Улица Леиклос

Никакими силами не удается объяснить, почему я не пишу мемуаров. По-видимому, это к лучшему, поскольку мое нежелание относится к слишком большим странностям, обижающим собеседника или читателя. Я, видите ли, не пишу, тогда как он ничего плохого в этом не видит, мало того — иногда их пишет.

Слава Богу, помог мой дорогой Честертон. Я вспомнила его слова о том, что глаза любви зорче глаз ненависти. Значит, можно применять правило: пиши только о том, что видел(а) глазами любви. Заодно это способствует смирению — непременно заметишь, что таких случаев мало; конечно, если ты не называешь любовью «суровую доброту», слепой восторг или еще какую-нибудь гадость.
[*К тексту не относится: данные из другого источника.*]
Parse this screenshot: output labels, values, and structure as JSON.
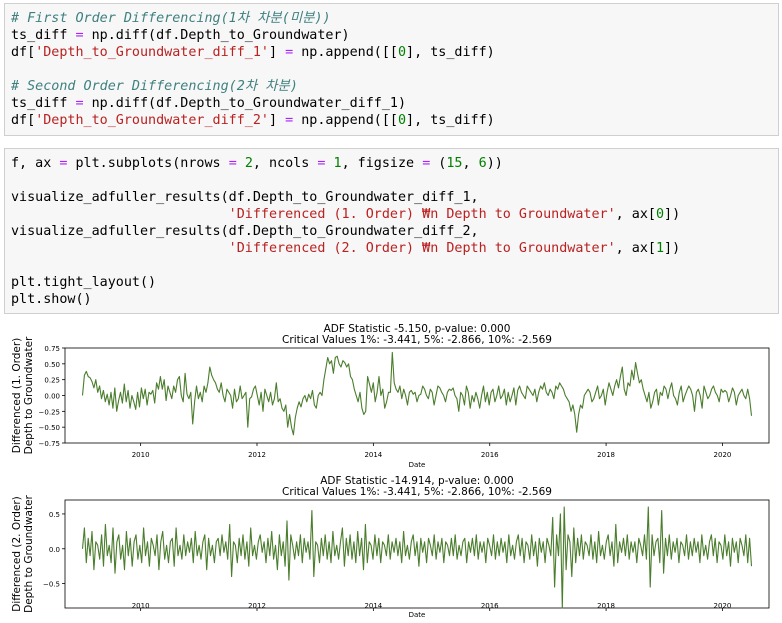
{
  "cells": [
    {
      "lines": [
        [
          {
            "c": "cm",
            "t": "# First Order Differencing(1차 차분(미분))"
          }
        ],
        [
          {
            "c": "",
            "t": "ts_diff "
          },
          {
            "c": "op",
            "t": "="
          },
          {
            "c": "",
            "t": " np.diff(df.Depth_to_Groundwater)"
          }
        ],
        [
          {
            "c": "",
            "t": "df["
          },
          {
            "c": "st",
            "t": "'Depth_to_Groundwater_diff_1'"
          },
          {
            "c": "",
            "t": "] "
          },
          {
            "c": "op",
            "t": "="
          },
          {
            "c": "",
            "t": " np.append([["
          },
          {
            "c": "nm",
            "t": "0"
          },
          {
            "c": "",
            "t": "], ts_diff)"
          }
        ],
        [
          {
            "c": "",
            "t": ""
          }
        ],
        [
          {
            "c": "cm",
            "t": "# Second Order Differencing(2차 차분)"
          }
        ],
        [
          {
            "c": "",
            "t": "ts_diff "
          },
          {
            "c": "op",
            "t": "="
          },
          {
            "c": "",
            "t": " np.diff(df.Depth_to_Groundwater_diff_1)"
          }
        ],
        [
          {
            "c": "",
            "t": "df["
          },
          {
            "c": "st",
            "t": "'Depth_to_Groundwater_diff_2'"
          },
          {
            "c": "",
            "t": "] "
          },
          {
            "c": "op",
            "t": "="
          },
          {
            "c": "",
            "t": " np.append([["
          },
          {
            "c": "nm",
            "t": "0"
          },
          {
            "c": "",
            "t": "], ts_diff)"
          }
        ]
      ]
    },
    {
      "lines": [
        [
          {
            "c": "",
            "t": "f, ax "
          },
          {
            "c": "op",
            "t": "="
          },
          {
            "c": "",
            "t": " plt.subplots(nrows "
          },
          {
            "c": "op",
            "t": "="
          },
          {
            "c": "",
            "t": " "
          },
          {
            "c": "nm",
            "t": "2"
          },
          {
            "c": "",
            "t": ", ncols "
          },
          {
            "c": "op",
            "t": "="
          },
          {
            "c": "",
            "t": " "
          },
          {
            "c": "nm",
            "t": "1"
          },
          {
            "c": "",
            "t": ", figsize "
          },
          {
            "c": "op",
            "t": "="
          },
          {
            "c": "",
            "t": " ("
          },
          {
            "c": "nm",
            "t": "15"
          },
          {
            "c": "",
            "t": ", "
          },
          {
            "c": "nm",
            "t": "6"
          },
          {
            "c": "",
            "t": "))"
          }
        ],
        [
          {
            "c": "",
            "t": ""
          }
        ],
        [
          {
            "c": "",
            "t": "visualize_adfuller_results(df.Depth_to_Groundwater_diff_1,"
          }
        ],
        [
          {
            "c": "",
            "t": "                           "
          },
          {
            "c": "st",
            "t": "'Differenced (1. Order) ₩n Depth to Groundwater'"
          },
          {
            "c": "",
            "t": ", ax["
          },
          {
            "c": "nm",
            "t": "0"
          },
          {
            "c": "",
            "t": "])"
          }
        ],
        [
          {
            "c": "",
            "t": "visualize_adfuller_results(df.Depth_to_Groundwater_diff_2,"
          }
        ],
        [
          {
            "c": "",
            "t": "                           "
          },
          {
            "c": "st",
            "t": "'Differenced (2. Order) ₩n Depth to Groundwater'"
          },
          {
            "c": "",
            "t": ", ax["
          },
          {
            "c": "nm",
            "t": "1"
          },
          {
            "c": "",
            "t": "])"
          }
        ],
        [
          {
            "c": "",
            "t": ""
          }
        ],
        [
          {
            "c": "",
            "t": "plt.tight_layout()"
          }
        ],
        [
          {
            "c": "",
            "t": "plt.show()"
          }
        ]
      ]
    }
  ],
  "chart_data": [
    {
      "type": "line",
      "title": "ADF Statistic -5.150, p-value: 0.000",
      "subtitle": "Critical Values 1%: -3.441, 5%: -2.866, 10%: -2.569",
      "xlabel": "Date",
      "ylabel_lines": [
        "Differenced (1. Order)",
        "Depth to Groundwater"
      ],
      "xlim": [
        2008.7,
        2020.8
      ],
      "ylim": [
        -0.75,
        0.75
      ],
      "xticks": [
        2010,
        2012,
        2014,
        2016,
        2018,
        2020
      ],
      "yticks": [
        0.75,
        0.5,
        0.25,
        0.0,
        -0.25,
        -0.5,
        -0.75
      ],
      "ytick_labels": [
        "0.75",
        "0.50",
        "0.25",
        "0.00",
        "−0.25",
        "−0.50",
        "−0.75"
      ],
      "color": "#4a7d2c",
      "x_start": 2009.0,
      "x_end": 2020.5,
      "series": [
        {
          "values": [
            0.0,
            0.32,
            0.38,
            0.3,
            0.28,
            0.22,
            0.12,
            0.25,
            0.05,
            0.15,
            -0.05,
            0.08,
            -0.1,
            0.02,
            -0.15,
            0.05,
            -0.2,
            0.12,
            -0.25,
            -0.08,
            0.05,
            -0.12,
            0.18,
            -0.1,
            0.08,
            -0.2,
            0.0,
            -0.1,
            -0.22,
            0.05,
            -0.18,
            0.12,
            -0.05,
            0.1,
            -0.15,
            0.05,
            0.02,
            0.08,
            -0.12,
            0.2,
            0.1,
            0.3,
            0.1,
            0.25,
            -0.08,
            0.15,
            0.05,
            -0.05,
            0.15,
            0.05,
            0.25,
            0.3,
            0.0,
            -0.1,
            0.35,
            0.02,
            -0.05,
            0.05,
            -0.45,
            -0.1,
            0.15,
            -0.05,
            0.05,
            -0.1,
            0.15,
            0.05,
            0.2,
            0.45,
            0.32,
            0.25,
            0.2,
            0.1,
            0.05,
            0.2,
            0.0,
            -0.1,
            0.1,
            0.05,
            0.0,
            -0.2,
            0.1,
            -0.1,
            -0.05,
            0.15,
            -0.05,
            0.0,
            0.05,
            -0.5,
            -0.05,
            -0.02,
            0.1,
            0.15,
            0.0,
            -0.15,
            0.05,
            -0.25,
            0.1,
            0.0,
            -0.1,
            0.05,
            -0.15,
            -0.05,
            0.2,
            -0.1,
            -0.05,
            -0.2,
            -0.25,
            -0.15,
            -0.5,
            -0.3,
            -0.5,
            -0.62,
            -0.35,
            -0.2,
            -0.1,
            -0.18,
            -0.05,
            0.0,
            -0.1,
            0.02,
            -0.05,
            0.08,
            -0.15,
            -0.2,
            0.0,
            0.05,
            0.0,
            0.25,
            0.42,
            0.6,
            0.5,
            0.55,
            0.35,
            0.6,
            0.62,
            0.5,
            0.45,
            0.55,
            0.52,
            0.45,
            0.5,
            0.3,
            0.25,
            0.1,
            0.0,
            -0.1,
            0.05,
            -0.2,
            -0.3,
            -0.25,
            0.3,
            0.18,
            0.05,
            0.2,
            -0.1,
            0.05,
            0.3,
            0.0,
            0.1,
            -0.2,
            -0.1,
            0.05,
            0.05,
            0.68,
            0.2,
            0.1,
            0.05,
            0.15,
            -0.05,
            0.1,
            0.0,
            -0.15,
            0.05,
            0.08,
            0.02,
            0.05,
            -0.1,
            0.0,
            0.02,
            0.15,
            0.1,
            0.0,
            -0.05,
            0.1,
            0.05,
            -0.15,
            0.0,
            0.15,
            0.12,
            0.05,
            0.0,
            -0.1,
            0.05,
            0.1,
            0.08,
            0.12,
            0.0,
            -0.05,
            -0.25,
            0.05,
            0.0,
            -0.15,
            0.15,
            0.05,
            -0.2,
            0.0,
            -0.1,
            0.05,
            -0.05,
            -0.2,
            0.0,
            0.15,
            -0.1,
            0.05,
            -0.15,
            0.05,
            0.1,
            -0.1,
            0.0,
            0.15,
            -0.05,
            0.0,
            0.1,
            -0.15,
            0.05,
            -0.1,
            0.0,
            0.12,
            -0.15,
            0.08,
            0.15,
            0.05,
            0.0,
            -0.05,
            0.15,
            0.1,
            0.05,
            0.0,
            0.1,
            -0.1,
            0.05,
            0.15,
            0.1,
            0.2,
            0.05,
            0.0,
            0.1,
            0.05,
            -0.05,
            0.15,
            0.1,
            0.2,
            0.15,
            0.1,
            0.0,
            -0.05,
            -0.1,
            -0.25,
            -0.15,
            -0.3,
            -0.58,
            -0.3,
            -0.15,
            -0.2,
            0.0,
            0.05,
            0.1,
            0.05,
            -0.1,
            -0.05,
            0.05,
            0.15,
            -0.05,
            0.0,
            0.1,
            -0.15,
            0.05,
            0.2,
            0.1,
            0.0,
            0.15,
            0.25,
            0.12,
            0.3,
            0.45,
            0.1,
            0.0,
            0.2,
            0.15,
            0.4,
            0.25,
            0.52,
            0.35,
            0.2,
            0.25,
            0.1,
            0.0,
            -0.1,
            0.05,
            -0.2,
            -0.1,
            0.05,
            0.1,
            -0.15,
            0.05,
            0.0,
            0.15,
            0.1,
            -0.05,
            0.1,
            0.2,
            0.0,
            -0.05,
            -0.15,
            0.05,
            0.15,
            -0.1,
            0.0,
            0.08,
            0.15,
            0.1,
            0.0,
            -0.25,
            0.05,
            0.1,
            0.0,
            -0.2,
            0.15,
            0.05,
            -0.05,
            0.0,
            0.1,
            0.15,
            0.05,
            0.0,
            -0.1,
            0.1,
            0.05,
            0.08,
            0.05,
            -0.1,
            0.0,
            0.12,
            0.05,
            -0.15,
            0.0,
            0.05,
            0.1,
            0.0,
            -0.05,
            0.1,
            -0.05,
            -0.32
          ]
        }
      ]
    },
    {
      "type": "line",
      "title": "ADF Statistic -14.914, p-value: 0.000",
      "subtitle": "Critical Values 1%: -3.441, 5%: -2.866, 10%: -2.569",
      "xlabel": "Date",
      "ylabel_lines": [
        "Differenced (2. Order)",
        "Depth to Groundwater"
      ],
      "xlim": [
        2008.7,
        2020.8
      ],
      "ylim": [
        -0.85,
        0.7
      ],
      "xticks": [
        2010,
        2012,
        2014,
        2016,
        2018,
        2020
      ],
      "yticks": [
        0.5,
        0.0,
        -0.5
      ],
      "ytick_labels": [
        "0.5",
        "0.0",
        "−0.5"
      ],
      "color": "#4a7d2c",
      "x_start": 2009.0,
      "x_end": 2020.5,
      "series": [
        {
          "values": [
            0.0,
            0.3,
            -0.2,
            0.15,
            -0.1,
            0.25,
            -0.3,
            0.1,
            0.05,
            -0.15,
            0.2,
            -0.25,
            0.35,
            -0.1,
            0.05,
            -0.2,
            0.3,
            -0.35,
            0.1,
            0.2,
            -0.15,
            0.05,
            -0.3,
            0.25,
            -0.1,
            0.15,
            -0.25,
            0.1,
            0.2,
            -0.15,
            0.05,
            -0.2,
            0.3,
            -0.1,
            0.1,
            -0.25,
            0.15,
            0.05,
            -0.1,
            0.2,
            -0.3,
            0.1,
            0.25,
            -0.15,
            0.05,
            -0.2,
            0.1,
            0.15,
            -0.25,
            0.3,
            -0.1,
            0.05,
            -0.15,
            0.2,
            -0.1,
            0.1,
            -0.05,
            0.15,
            -0.2,
            0.25,
            -0.1,
            0.05,
            -0.15,
            0.1,
            0.2,
            -0.3,
            0.15,
            -0.1,
            0.05,
            -0.2,
            0.1,
            0.15,
            -0.1,
            0.2,
            -0.05,
            0.1,
            -0.15,
            0.35,
            -0.4,
            0.1,
            0.05,
            -0.2,
            0.15,
            -0.1,
            0.2,
            -0.15,
            0.1,
            -0.25,
            0.3,
            -0.1,
            0.05,
            -0.15,
            0.1,
            0.2,
            -0.05,
            0.1,
            -0.2,
            0.15,
            -0.1,
            0.25,
            -0.15,
            0.05,
            -0.3,
            0.2,
            -0.1,
            0.1,
            -0.25,
            0.4,
            -0.45,
            0.2,
            0.05,
            -0.15,
            0.1,
            -0.1,
            0.2,
            -0.2,
            0.15,
            -0.05,
            0.1,
            -0.15,
            0.55,
            -0.4,
            0.1,
            0.05,
            -0.2,
            0.15,
            -0.1,
            0.2,
            -0.15,
            0.1,
            -0.2,
            0.25,
            -0.1,
            0.05,
            -0.15,
            0.1,
            0.3,
            -0.25,
            0.15,
            -0.1,
            0.2,
            -0.15,
            0.1,
            -0.2,
            0.25,
            -0.1,
            0.15,
            -0.3,
            0.35,
            -0.2,
            0.1,
            0.05,
            -0.15,
            0.2,
            -0.1,
            0.15,
            -0.2,
            0.1,
            0.05,
            -0.1,
            0.2,
            -0.15,
            0.1,
            -0.05,
            0.15,
            -0.1,
            0.1,
            -0.2,
            0.25,
            -0.1,
            0.05,
            -0.15,
            0.1,
            0.2,
            -0.1,
            0.1,
            -0.25,
            0.15,
            -0.05,
            0.1,
            -0.2,
            0.15,
            0.05,
            -0.1,
            0.2,
            -0.15,
            0.1,
            -0.05,
            0.15,
            -0.2,
            0.1,
            0.05,
            -0.1,
            0.15,
            -0.1,
            0.2,
            -0.15,
            0.05,
            -0.1,
            0.1,
            0.15,
            -0.2,
            0.1,
            -0.05,
            0.15,
            -0.1,
            0.2,
            -0.15,
            0.1,
            -0.05,
            0.1,
            -0.2,
            0.15,
            0.05,
            -0.1,
            0.2,
            -0.15,
            0.1,
            -0.1,
            0.15,
            -0.05,
            0.1,
            -0.2,
            0.2,
            -0.1,
            0.05,
            -0.15,
            0.1,
            0.2,
            -0.1,
            0.15,
            -0.2,
            0.1,
            0.05,
            -0.15,
            0.2,
            -0.1,
            0.1,
            -0.25,
            0.15,
            -0.05,
            0.1,
            -0.2,
            0.15,
            0.05,
            -0.1,
            0.45,
            -0.55,
            0.2,
            -0.1,
            0.5,
            -0.85,
            0.6,
            -0.3,
            0.2,
            0.1,
            -0.4,
            0.3,
            -0.2,
            0.15,
            -0.1,
            0.2,
            -0.15,
            0.1,
            0.05,
            -0.1,
            0.2,
            -0.15,
            0.1,
            -0.2,
            0.25,
            -0.1,
            0.05,
            -0.15,
            0.1,
            0.2,
            -0.1,
            0.1,
            -0.25,
            0.35,
            -0.2,
            0.1,
            -0.05,
            0.15,
            -0.1,
            0.2,
            -0.15,
            0.1,
            -0.05,
            0.1,
            -0.2,
            0.15,
            0.05,
            -0.1,
            0.2,
            -0.15,
            0.6,
            -0.55,
            0.2,
            -0.1,
            0.1,
            0.15,
            -0.2,
            0.55,
            -0.35,
            0.15,
            -0.1,
            0.2,
            -0.15,
            0.1,
            -0.05,
            0.15,
            -0.2,
            0.1,
            0.05,
            -0.1,
            0.2,
            -0.15,
            0.1,
            -0.1,
            0.15,
            -0.05,
            0.1,
            -0.2,
            0.2,
            -0.1,
            0.05,
            -0.15,
            0.1,
            0.2,
            -0.1,
            0.15,
            -0.2,
            0.1,
            0.05,
            -0.15,
            0.2,
            -0.1,
            0.1,
            -0.25,
            0.15,
            -0.05,
            0.1,
            -0.2,
            0.15,
            0.05,
            -0.1,
            0.2,
            -0.2,
            0.15,
            -0.25
          ]
        }
      ]
    }
  ]
}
Соответственно, можно сказать, что мемуары пристойны в той мере, в какой они следуют этому правилу. Бывает это нечасто. Например, о «самых известных людях» я написать пока не могу — нет, кое о ком могу, но далеко не о каждом, кого я знала. Скажем, не буду писать о Надежде Яковлевне Мандельштам. Отец Александр смотрел на нее именно так — не идеализировал, не бранил ее врагов, а видел глазами любви. Если бы он хотел, он мог бы написать о ней мемуары. Могли бы и молодые женщины, помогавшие ей справиться с жизнью — Таня Птушкина, Лена Сморгунова, Нонна Борисова, Леля Сарабьянова; а Леля Захарова и написала1. Они — могли бы, я — нет. Надо ли прибавлять, что речь не идет о ненависти? Просто я побаивалась ее и кое от чего страдала.
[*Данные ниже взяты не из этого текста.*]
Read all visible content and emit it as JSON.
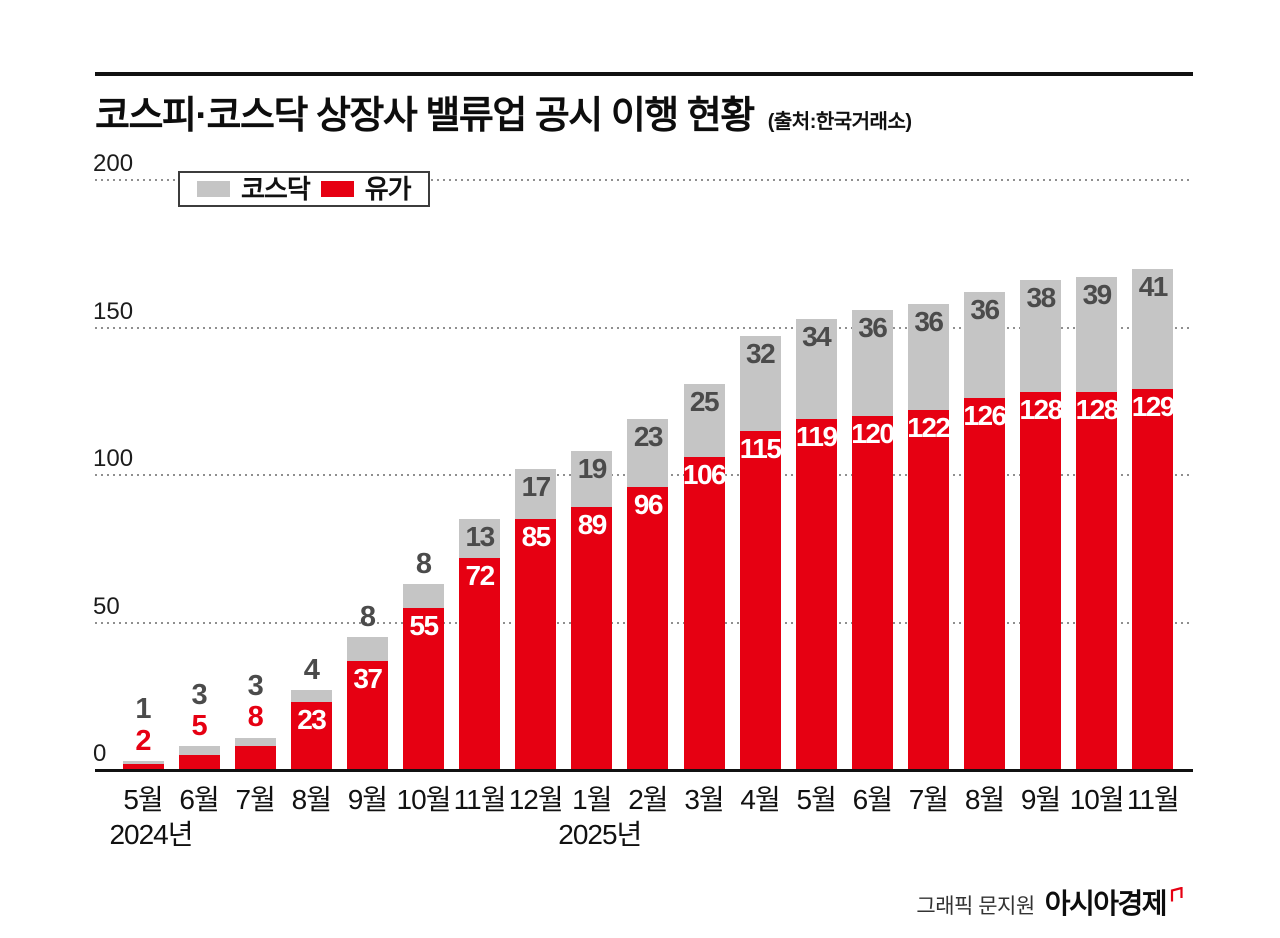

Почти то же самое относится к Иосифу Бродскому. Расскажу сперва предысторию, до знакомства. Мы с Томасом Венцловой были в Кяарику на семиотических чтениях (конец лета 1966). Пришла телеграмма на птичьем языке: приехал Юозас. Через Таллин мы кинулись в Литву, где тогда жили, и в моем доме, на Антоколе, Томас с Иосифом увиделись в первый раз. К счастью, Томас немедленно стал смотреть на И. глазами любви, поскольку тот сразу попытался обидеть, среди прочих, и его. Надо ли, спрошу снова, напоминать, что он недавно приехал из ссылки и почти кричал от боли?
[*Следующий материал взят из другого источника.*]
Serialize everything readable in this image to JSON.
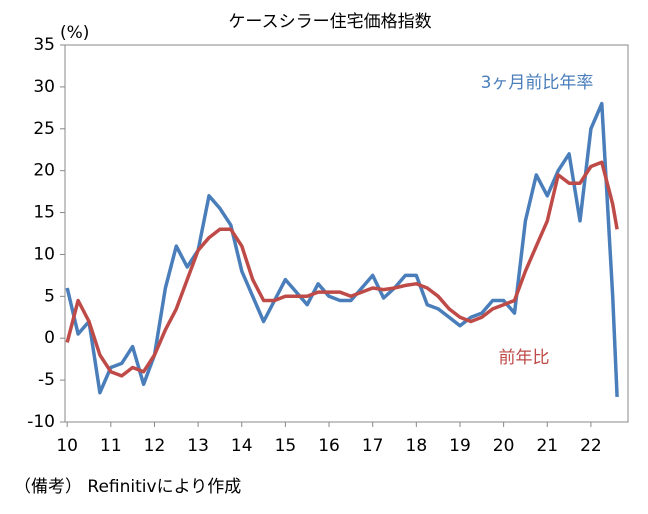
{
  "chart_data": {
    "type": "line",
    "title": "ケースシラー住宅価格指数",
    "y_label": "(%)",
    "note": "（備考） Refinitivにより作成",
    "x": [
      10,
      10.25,
      10.5,
      10.75,
      11,
      11.25,
      11.5,
      11.75,
      12,
      12.25,
      12.5,
      12.75,
      13,
      13.25,
      13.5,
      13.75,
      14,
      14.25,
      14.5,
      14.75,
      15,
      15.25,
      15.5,
      15.75,
      16,
      16.25,
      16.5,
      16.75,
      17,
      17.25,
      17.5,
      17.75,
      18,
      18.25,
      18.5,
      18.75,
      19,
      19.25,
      19.5,
      19.75,
      20,
      20.25,
      20.5,
      20.75,
      21,
      21.25,
      21.5,
      21.75,
      22,
      22.25,
      22.5,
      22.6
    ],
    "series": [
      {
        "name": "3ヶ月前比年率",
        "color": "#4a7ebb",
        "values": [
          6,
          0.5,
          2,
          -6.5,
          -3.5,
          -3,
          -1,
          -5.5,
          -2,
          6,
          11,
          8.5,
          10.5,
          17,
          15.5,
          13.5,
          8,
          5,
          2,
          4.5,
          7,
          5.5,
          4,
          6.5,
          5,
          4.5,
          4.5,
          6,
          7.5,
          4.8,
          6,
          7.5,
          7.5,
          4,
          3.5,
          2.5,
          1.5,
          2.5,
          3,
          4.5,
          4.5,
          3,
          14,
          19.5,
          17,
          20,
          22,
          14,
          25,
          28,
          5,
          -7
        ]
      },
      {
        "name": "前年比",
        "color": "#be4b48",
        "values": [
          -0.5,
          4.5,
          2,
          -2,
          -4,
          -4.5,
          -3.5,
          -4,
          -2,
          1,
          3.5,
          7,
          10.5,
          12,
          13,
          13,
          11,
          7,
          4.5,
          4.5,
          5,
          5,
          5,
          5.5,
          5.5,
          5.5,
          5,
          5.5,
          6,
          5.8,
          6,
          6.3,
          6.5,
          6,
          5,
          3.5,
          2.5,
          2,
          2.5,
          3.5,
          4,
          4.5,
          8,
          11,
          14,
          19.5,
          18.5,
          18.5,
          20.5,
          21,
          16,
          13
        ]
      }
    ],
    "xlim": [
      9.95,
      22.85
    ],
    "xticks": [
      10,
      11,
      12,
      13,
      14,
      15,
      16,
      17,
      18,
      19,
      20,
      21,
      22
    ],
    "ylim": [
      -10,
      35
    ],
    "yticks": [
      -10,
      -5,
      0,
      5,
      10,
      15,
      20,
      25,
      30,
      35
    ],
    "grid": false
  }
}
Томас не обиделся, и дружба их принесла позже такие плоды, как «Литовский ноктюрн» и другие стихи про Вильнюс. Там есть строки, которые я не могу читать спокойно:

Над холмами Литвы
Что-то вроде мольбы за весь мир…

Значит, он это понял. Кроме того, значит, следующий абзац, мягко говоря, факультативен.

Ни в Антоколе, ни с декабря, уже на улице Леиклос, у нас с Иосифом ничего не получалось. Я раздражала его, он — меня. Я старалась стушеваться, он не старался, поскольку считал милость и жалость чем-то едва ли не советским. Тогда появилась такая мысль у очень даровитых и очень измученных людей его возраста. Прописи гуманизма, явственно и беспардонно противоречившие практике, вызывали у них абсолютное отвращение, которое они и переносили на какое бы то ни было сострадание, видит Бог, Советам не свойственное.

Поэтому о той поре я больше писать не стану. Перейдём к самому концу, к разрешению.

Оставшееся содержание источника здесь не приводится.